The Mars Science Laboratory (MSL) is currently less than 65 days away from reaching the Red Planet, mission managers at the NASA Jet Propulsion Laboratory, in Pasadena, California, announced.
The spacecraft comprises an aeroshell, the rover Curiosity and the Sky Crane system. The latter will be in charge of lowering the explorations robot onto the actual surface of the planet, while it hovers several meters in the air.
Since its November 8, 2011 launch, the mission has remained on track and on schedule, completing its in-flight milestone without any glitch. Experts have high hopes that the vehicle will continue to perform admirably in the coming months as well.
JPL scientists say that the vehicle is scheduled to touch down at the base of Mount Sharp, inside the massive Gale Crater, on the night of August 5 (EDT), or August 6 (UTC), Space
Curiosity is the size of a Mini Cooper, and weighs a little less than a ton. It is by far the largest rover or lander ever to be deployed on our neighboring planet, and dwarfs the Mars Exploration Rovers Spirit and Opportunity by comparison.

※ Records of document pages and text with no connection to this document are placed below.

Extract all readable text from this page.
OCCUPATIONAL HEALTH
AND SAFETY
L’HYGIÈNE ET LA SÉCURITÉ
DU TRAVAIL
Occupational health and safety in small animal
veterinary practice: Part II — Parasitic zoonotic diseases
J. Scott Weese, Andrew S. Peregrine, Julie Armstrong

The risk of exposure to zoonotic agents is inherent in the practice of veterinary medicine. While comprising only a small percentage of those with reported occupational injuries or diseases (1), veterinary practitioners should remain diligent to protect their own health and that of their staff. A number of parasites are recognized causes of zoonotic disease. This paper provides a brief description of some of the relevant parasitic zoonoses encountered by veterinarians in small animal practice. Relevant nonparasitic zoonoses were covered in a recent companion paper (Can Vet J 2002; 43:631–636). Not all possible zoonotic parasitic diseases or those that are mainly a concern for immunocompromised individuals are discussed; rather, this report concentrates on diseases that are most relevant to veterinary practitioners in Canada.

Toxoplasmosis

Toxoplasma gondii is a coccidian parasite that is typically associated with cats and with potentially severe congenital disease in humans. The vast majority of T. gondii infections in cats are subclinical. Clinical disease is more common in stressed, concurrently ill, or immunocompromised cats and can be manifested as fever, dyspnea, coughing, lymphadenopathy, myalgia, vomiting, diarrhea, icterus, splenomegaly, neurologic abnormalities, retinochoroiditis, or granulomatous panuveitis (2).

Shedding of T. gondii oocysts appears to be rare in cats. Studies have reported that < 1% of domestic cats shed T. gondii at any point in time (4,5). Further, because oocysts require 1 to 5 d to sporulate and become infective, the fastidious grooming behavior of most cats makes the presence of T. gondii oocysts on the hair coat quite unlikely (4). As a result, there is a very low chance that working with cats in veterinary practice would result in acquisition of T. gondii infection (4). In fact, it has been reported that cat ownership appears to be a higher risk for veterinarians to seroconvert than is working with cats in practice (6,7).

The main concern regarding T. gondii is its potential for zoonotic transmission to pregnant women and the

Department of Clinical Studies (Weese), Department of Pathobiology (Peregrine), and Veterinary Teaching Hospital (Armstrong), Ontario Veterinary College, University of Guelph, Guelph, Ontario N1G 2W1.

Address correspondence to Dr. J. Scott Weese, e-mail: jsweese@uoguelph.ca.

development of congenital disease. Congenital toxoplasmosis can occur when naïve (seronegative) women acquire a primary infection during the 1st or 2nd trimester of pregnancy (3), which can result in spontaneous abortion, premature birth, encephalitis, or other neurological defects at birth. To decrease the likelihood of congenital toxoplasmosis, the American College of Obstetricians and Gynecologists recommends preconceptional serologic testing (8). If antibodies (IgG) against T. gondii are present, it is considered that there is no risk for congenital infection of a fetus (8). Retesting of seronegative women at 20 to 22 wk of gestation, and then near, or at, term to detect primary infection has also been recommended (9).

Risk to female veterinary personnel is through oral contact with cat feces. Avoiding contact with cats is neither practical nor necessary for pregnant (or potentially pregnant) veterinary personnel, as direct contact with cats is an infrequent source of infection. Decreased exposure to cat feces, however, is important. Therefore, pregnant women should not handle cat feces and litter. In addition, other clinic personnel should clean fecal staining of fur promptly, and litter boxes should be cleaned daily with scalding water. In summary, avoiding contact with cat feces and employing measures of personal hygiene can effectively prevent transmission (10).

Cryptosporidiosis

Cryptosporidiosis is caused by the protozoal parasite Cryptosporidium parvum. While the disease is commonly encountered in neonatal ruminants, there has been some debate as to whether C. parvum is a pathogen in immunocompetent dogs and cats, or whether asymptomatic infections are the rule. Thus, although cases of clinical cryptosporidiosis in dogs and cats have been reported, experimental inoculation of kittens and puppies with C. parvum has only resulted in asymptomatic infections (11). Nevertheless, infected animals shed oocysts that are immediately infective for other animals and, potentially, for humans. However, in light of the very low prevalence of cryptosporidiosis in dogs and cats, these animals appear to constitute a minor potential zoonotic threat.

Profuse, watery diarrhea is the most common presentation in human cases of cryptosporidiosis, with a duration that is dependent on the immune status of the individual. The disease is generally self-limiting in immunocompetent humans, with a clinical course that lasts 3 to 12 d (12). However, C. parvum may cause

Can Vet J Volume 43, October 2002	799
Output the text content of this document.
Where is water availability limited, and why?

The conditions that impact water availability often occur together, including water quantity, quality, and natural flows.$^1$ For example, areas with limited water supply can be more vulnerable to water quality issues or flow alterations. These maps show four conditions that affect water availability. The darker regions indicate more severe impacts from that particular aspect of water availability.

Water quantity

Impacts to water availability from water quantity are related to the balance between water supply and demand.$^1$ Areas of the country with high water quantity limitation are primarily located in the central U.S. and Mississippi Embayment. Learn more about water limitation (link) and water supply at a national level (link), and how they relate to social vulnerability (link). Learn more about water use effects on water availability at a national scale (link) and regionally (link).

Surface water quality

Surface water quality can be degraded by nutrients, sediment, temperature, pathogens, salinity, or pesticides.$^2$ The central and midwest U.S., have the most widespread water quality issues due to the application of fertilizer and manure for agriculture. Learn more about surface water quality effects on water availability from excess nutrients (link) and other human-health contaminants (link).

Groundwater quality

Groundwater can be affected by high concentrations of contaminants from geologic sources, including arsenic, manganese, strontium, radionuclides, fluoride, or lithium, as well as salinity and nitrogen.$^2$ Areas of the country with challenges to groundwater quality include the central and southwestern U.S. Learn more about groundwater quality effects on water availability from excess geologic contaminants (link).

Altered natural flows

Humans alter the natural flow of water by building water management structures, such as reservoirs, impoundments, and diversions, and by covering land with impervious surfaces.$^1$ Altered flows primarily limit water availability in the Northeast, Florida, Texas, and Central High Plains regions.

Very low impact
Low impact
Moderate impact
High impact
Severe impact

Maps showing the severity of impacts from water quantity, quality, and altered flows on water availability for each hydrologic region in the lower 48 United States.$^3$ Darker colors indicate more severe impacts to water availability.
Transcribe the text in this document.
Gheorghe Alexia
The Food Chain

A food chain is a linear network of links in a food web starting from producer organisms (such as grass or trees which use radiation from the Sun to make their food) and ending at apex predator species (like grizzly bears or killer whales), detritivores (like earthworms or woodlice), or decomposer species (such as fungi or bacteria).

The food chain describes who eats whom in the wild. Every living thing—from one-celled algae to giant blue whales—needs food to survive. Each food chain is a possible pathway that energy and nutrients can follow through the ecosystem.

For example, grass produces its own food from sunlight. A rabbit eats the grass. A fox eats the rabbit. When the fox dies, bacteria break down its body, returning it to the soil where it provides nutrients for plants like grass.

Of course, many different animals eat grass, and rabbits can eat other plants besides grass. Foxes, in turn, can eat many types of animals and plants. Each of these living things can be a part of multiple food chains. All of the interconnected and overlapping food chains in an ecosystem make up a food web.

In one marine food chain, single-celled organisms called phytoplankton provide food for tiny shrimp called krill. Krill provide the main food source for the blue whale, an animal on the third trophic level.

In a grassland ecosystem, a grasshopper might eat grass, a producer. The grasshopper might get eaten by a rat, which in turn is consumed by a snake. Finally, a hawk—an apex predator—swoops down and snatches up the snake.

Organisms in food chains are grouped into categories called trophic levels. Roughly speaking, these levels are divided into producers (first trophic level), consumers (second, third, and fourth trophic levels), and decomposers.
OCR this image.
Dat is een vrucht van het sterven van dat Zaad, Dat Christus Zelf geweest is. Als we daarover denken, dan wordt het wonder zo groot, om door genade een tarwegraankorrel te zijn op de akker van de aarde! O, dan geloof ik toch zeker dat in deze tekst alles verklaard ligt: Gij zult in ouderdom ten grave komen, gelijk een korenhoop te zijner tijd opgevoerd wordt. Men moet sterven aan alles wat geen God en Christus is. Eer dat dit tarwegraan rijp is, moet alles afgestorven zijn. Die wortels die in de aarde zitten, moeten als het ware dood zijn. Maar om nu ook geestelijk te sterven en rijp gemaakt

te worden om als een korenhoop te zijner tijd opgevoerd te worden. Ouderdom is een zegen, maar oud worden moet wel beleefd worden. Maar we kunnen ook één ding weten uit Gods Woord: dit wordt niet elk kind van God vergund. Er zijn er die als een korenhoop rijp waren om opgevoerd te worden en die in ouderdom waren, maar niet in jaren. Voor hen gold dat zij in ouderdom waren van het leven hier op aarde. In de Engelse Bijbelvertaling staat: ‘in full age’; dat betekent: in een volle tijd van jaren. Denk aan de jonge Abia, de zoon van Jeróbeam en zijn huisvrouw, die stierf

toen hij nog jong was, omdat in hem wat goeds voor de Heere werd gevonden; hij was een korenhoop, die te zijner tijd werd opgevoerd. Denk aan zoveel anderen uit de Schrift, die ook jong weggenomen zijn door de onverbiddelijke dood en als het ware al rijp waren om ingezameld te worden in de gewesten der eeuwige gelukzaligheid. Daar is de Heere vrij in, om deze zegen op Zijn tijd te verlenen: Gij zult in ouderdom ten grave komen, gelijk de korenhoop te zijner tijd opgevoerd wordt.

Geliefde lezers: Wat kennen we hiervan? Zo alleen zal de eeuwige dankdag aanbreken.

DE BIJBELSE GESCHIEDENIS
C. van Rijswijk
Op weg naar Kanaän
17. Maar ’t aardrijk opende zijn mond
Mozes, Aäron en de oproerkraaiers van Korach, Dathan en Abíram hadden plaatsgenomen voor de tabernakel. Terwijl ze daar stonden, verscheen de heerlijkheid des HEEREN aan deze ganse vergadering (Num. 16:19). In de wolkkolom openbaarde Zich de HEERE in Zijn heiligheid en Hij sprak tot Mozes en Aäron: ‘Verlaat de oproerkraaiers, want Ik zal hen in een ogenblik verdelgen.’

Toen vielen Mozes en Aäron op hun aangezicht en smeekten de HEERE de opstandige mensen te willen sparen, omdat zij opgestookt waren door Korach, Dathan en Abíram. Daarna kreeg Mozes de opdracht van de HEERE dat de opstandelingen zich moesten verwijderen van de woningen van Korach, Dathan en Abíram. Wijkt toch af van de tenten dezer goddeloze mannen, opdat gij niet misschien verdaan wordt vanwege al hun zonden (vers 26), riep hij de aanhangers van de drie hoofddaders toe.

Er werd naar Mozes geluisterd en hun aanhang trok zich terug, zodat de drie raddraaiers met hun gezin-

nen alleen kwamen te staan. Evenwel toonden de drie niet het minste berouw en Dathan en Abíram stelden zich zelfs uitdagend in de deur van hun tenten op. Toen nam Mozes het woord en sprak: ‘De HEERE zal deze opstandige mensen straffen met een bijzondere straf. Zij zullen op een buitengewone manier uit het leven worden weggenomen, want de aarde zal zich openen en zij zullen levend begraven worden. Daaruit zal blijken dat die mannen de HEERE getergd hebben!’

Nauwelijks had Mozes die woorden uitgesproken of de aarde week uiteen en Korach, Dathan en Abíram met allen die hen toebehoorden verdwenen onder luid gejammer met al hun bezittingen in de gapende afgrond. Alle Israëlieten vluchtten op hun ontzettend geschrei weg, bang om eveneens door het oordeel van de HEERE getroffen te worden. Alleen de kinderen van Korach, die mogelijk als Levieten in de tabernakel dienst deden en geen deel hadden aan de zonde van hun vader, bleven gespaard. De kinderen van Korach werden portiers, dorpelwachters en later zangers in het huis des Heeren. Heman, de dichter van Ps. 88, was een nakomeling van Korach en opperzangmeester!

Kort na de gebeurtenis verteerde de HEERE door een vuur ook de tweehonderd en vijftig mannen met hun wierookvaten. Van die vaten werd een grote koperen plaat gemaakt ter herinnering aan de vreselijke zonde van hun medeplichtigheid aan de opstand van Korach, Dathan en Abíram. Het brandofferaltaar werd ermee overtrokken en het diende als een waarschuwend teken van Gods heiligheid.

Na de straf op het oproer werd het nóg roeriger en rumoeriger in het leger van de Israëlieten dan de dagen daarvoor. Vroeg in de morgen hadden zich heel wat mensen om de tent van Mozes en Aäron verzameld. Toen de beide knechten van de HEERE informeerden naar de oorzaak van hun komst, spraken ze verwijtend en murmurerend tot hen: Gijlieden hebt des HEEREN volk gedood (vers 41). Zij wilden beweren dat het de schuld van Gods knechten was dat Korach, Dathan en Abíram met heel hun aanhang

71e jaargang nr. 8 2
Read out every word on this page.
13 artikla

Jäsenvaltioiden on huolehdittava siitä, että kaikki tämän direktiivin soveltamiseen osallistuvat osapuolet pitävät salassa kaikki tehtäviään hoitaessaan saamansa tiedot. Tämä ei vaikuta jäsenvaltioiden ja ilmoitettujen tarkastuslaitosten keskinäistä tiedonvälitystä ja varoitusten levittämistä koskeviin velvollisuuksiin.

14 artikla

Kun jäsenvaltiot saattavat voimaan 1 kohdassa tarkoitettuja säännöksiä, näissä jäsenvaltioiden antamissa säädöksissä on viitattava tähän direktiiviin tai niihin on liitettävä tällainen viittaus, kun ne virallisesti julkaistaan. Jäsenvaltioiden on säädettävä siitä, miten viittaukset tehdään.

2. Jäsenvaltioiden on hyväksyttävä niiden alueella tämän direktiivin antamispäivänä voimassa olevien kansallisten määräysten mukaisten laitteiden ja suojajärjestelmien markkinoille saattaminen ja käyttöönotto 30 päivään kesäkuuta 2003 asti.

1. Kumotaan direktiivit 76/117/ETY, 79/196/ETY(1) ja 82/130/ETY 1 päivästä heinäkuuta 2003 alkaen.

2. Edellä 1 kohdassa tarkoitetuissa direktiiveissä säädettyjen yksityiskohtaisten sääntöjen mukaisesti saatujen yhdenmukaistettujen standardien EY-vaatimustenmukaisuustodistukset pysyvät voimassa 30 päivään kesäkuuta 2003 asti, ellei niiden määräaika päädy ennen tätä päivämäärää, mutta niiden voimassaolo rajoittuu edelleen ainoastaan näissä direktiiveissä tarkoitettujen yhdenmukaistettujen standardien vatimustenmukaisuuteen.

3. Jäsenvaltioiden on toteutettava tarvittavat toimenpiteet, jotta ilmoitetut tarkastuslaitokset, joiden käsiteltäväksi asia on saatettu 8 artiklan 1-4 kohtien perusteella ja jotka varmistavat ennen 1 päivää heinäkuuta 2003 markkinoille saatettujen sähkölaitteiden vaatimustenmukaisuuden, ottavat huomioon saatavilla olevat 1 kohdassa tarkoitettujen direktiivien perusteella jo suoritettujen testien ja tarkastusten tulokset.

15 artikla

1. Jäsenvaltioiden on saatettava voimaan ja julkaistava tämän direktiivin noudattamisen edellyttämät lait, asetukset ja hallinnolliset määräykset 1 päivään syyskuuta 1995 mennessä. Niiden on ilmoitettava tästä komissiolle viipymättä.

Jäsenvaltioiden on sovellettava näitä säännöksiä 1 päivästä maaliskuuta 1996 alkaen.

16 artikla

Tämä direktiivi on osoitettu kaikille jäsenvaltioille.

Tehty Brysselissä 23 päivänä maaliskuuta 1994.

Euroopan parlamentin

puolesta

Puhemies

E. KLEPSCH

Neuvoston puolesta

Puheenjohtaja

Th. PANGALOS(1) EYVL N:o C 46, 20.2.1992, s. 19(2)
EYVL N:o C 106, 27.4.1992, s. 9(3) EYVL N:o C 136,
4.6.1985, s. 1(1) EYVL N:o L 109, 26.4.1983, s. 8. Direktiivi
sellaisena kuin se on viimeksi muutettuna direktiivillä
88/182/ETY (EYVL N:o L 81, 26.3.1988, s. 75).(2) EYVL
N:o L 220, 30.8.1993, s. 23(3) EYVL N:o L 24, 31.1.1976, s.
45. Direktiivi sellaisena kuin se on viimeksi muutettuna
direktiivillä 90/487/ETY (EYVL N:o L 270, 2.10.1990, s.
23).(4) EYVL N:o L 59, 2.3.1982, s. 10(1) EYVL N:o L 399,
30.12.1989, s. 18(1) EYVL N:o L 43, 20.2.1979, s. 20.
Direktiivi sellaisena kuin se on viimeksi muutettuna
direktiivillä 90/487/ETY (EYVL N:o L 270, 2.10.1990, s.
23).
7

The MSL mission also has the steepest angle of atmospheric entry of any missions NASA sent to the Red Planet. For several minutes, as the spacecraft makes its way through the upper layers of the Martian atmosphere, JPL mission controllers will be unable to contact the vehicle.
“Landing an SUV-sized vehicle next to the side of a mountain 85 million miles from home is always stimulating. Our engineering and science teams continue their preparations for that big day and the surface operations to follow,” JPL Curiosity project manager, Pete Theisinger, said in a statement.
After nearly a decade of planning and construction, the $2.5 billion spacecraft is finally getting ready to achieve its objective. Its main mission is to figure out whether the area at Gale Crater ever supported, or was able to support, even basic lifeforms.
The rover carries a suite of 10 advanced scientific instruments to help it determine whether that was the case. These include a laser capable of zapping an object up to 10 meters (32 feet) away. A spectrometer then analyzes the pulverized materials, assessing its chemical composition.
When Curiosity lands, NASA will again have two rovers operating on the Red Planet at the same time. Previously, the MER robots Spirit and Opportunity shared this distinction, but the former has since failed, and is now abandoned. The latter is continuing its scientific investigations at Endeavour Crater.